Manuela Pimenta é Licenciada em Ciências Farmacêuticas e Mestre em Análises Clínicas. É especialista em Farmácia Comunitária e em Análises Clínicas e Genética Humana pela Ordem dos Farmacêuticos. Diretora técnica da Farmácia de S. João em Ponte de Lima. Farmacêutica Humanitária, somando já várias Missões de capacitação a nível de saúde comunitária e diagnóstico laboratorial na Guiné-Bissau, nomeadamente no Hospital Pediátrico de S. José em Bôr. Sobre esta temática tem sido convidada para falar em vários ciclos de conferências.

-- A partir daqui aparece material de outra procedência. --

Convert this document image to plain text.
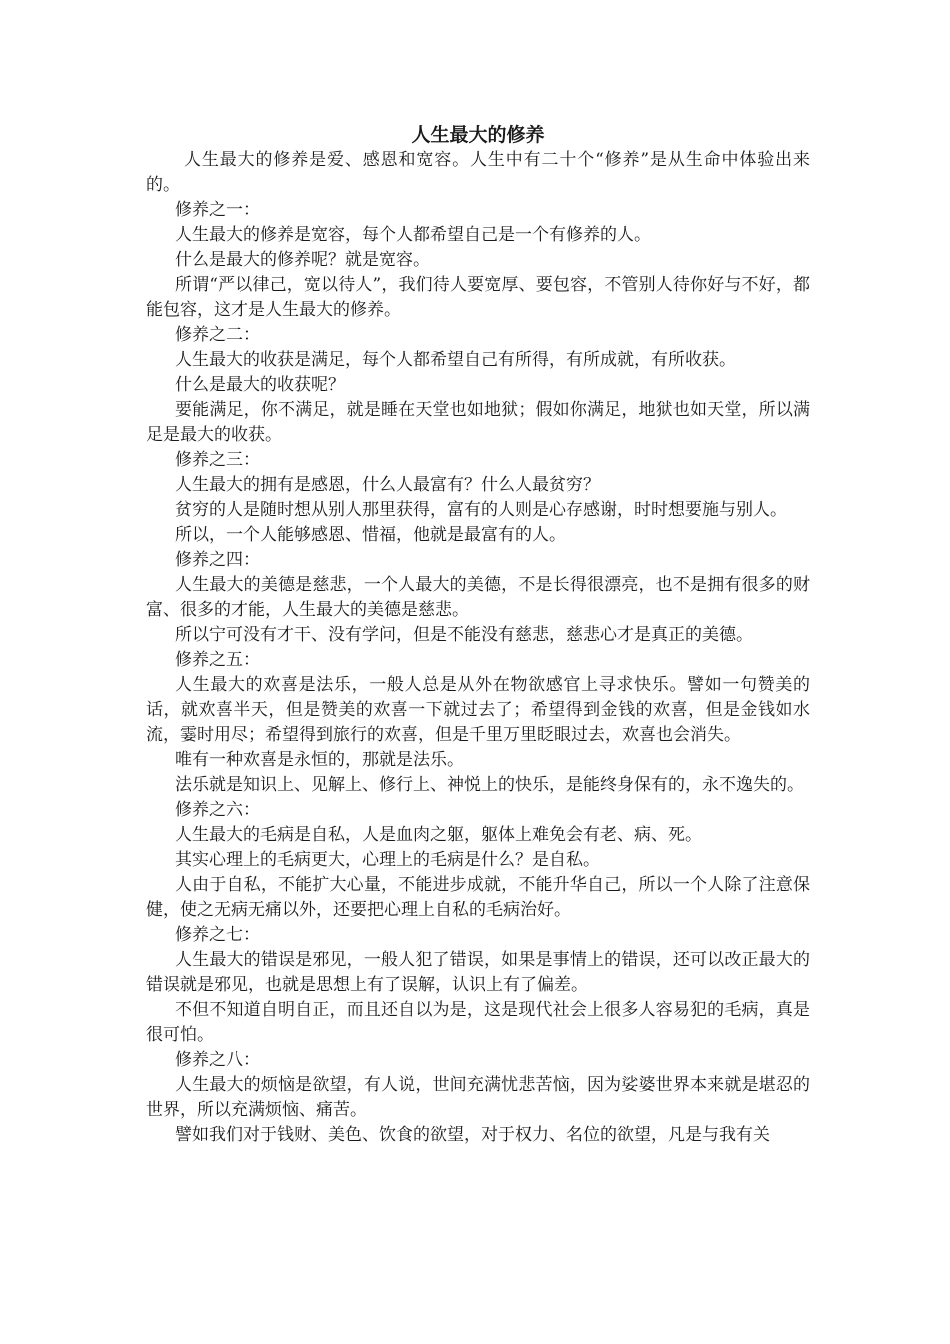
人生最大的修养

人生最大的修养是爱、感恩和宽容。人生中有二十个“修养”是从生命中体验出来的。

修养之一：

人生最大的修养是宽容，每个人都希望自己是一个有修养的人。

什么是最大的修养呢？就是宽容。

所谓“严以律己，宽以待人”，我们待人要宽厚、要包容，不管别人待你好与不好，都能包容，这才是人生最大的修养。

修养之二：

人生最大的收获是满足，每个人都希望自己有所得，有所成就，有所收获。

什么是最大的收获呢？

要能满足，你不满足，就是睡在天堂也如地狱；假如你满足，地狱也如天堂，所以满足是最大的收获。

修养之三：

人生最大的拥有是感恩，什么人最富有？什么人最贫穷？

贫穷的人是随时想从别人那里获得，富有的人则是心存感谢，时时想要施与别人。

所以，一个人能够感恩、惜福，他就是最富有的人。

修养之四：

人生最大的美德是慈悲，一个人最大的美德，不是长得很漂亮，也不是拥有很多的财富、很多的才能，人生最大的美德是慈悲。

所以宁可没有才干、没有学问，但是不能没有慈悲，慈悲心才是真正的美德。

修养之五：

人生最大的欢喜是法乐，一般人总是从外在物欲感官上寻求快乐。譬如一句赞美的话，就欢喜半天，但是赞美的欢喜一下就过去了；希望得到金钱的欢喜，但是金钱如水流，霎时用尽；希望得到旅行的欢喜，但是千里万里眨眼过去，欢喜也会消失。

唯有一种欢喜是永恒的，那就是法乐。

法乐就是知识上、见解上、修行上、神悦上的快乐，是能终身保有的，永不逸失的。

修养之六：

人生最大的毛病是自私，人是血肉之躯，躯体上难免会有老、病、死。

其实心理上的毛病更大，心理上的毛病是什么？是自私。

人由于自私，不能扩大心量，不能进步成就，不能升华自己，所以一个人除了注意保健，使之无病无痛以外，还要把心理上自私的毛病治好。

修养之七：

人生最大的错误是邪见，一般人犯了错误，如果是事情上的错误，还可以改正最大的错误就是邪见，也就是思想上有了误解，认识上有了偏差。

不但不知道自明自正，而且还自以为是，这是现代社会上很多人容易犯的毛病，真是很可怕。

修养之八：

人生最大的烦恼是欲望，有人说，世间充满忧悲苦恼，因为娑婆世界本来就是堪忍的世界，所以充满烦恼、痛苦。

譬如我们对于钱财、美色、饮食的欲望，对于权力、名位的欲望，凡是与我有关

"Maria levantou-se e partiu apressadamente" era o lema da JMJ Lisboa 2023.

Foi exatamente o que eu fiz.

Eu e os mais de 25 mil voluntários que se inscreveram sem pestanejar e com o forte ímpeto de SERVIR.

Todos tivemos formação intensiva nos meses que antecederam a Jornada e todos tínhamos uma função e um grupo de trabalho bem definido. Desistir não era opção.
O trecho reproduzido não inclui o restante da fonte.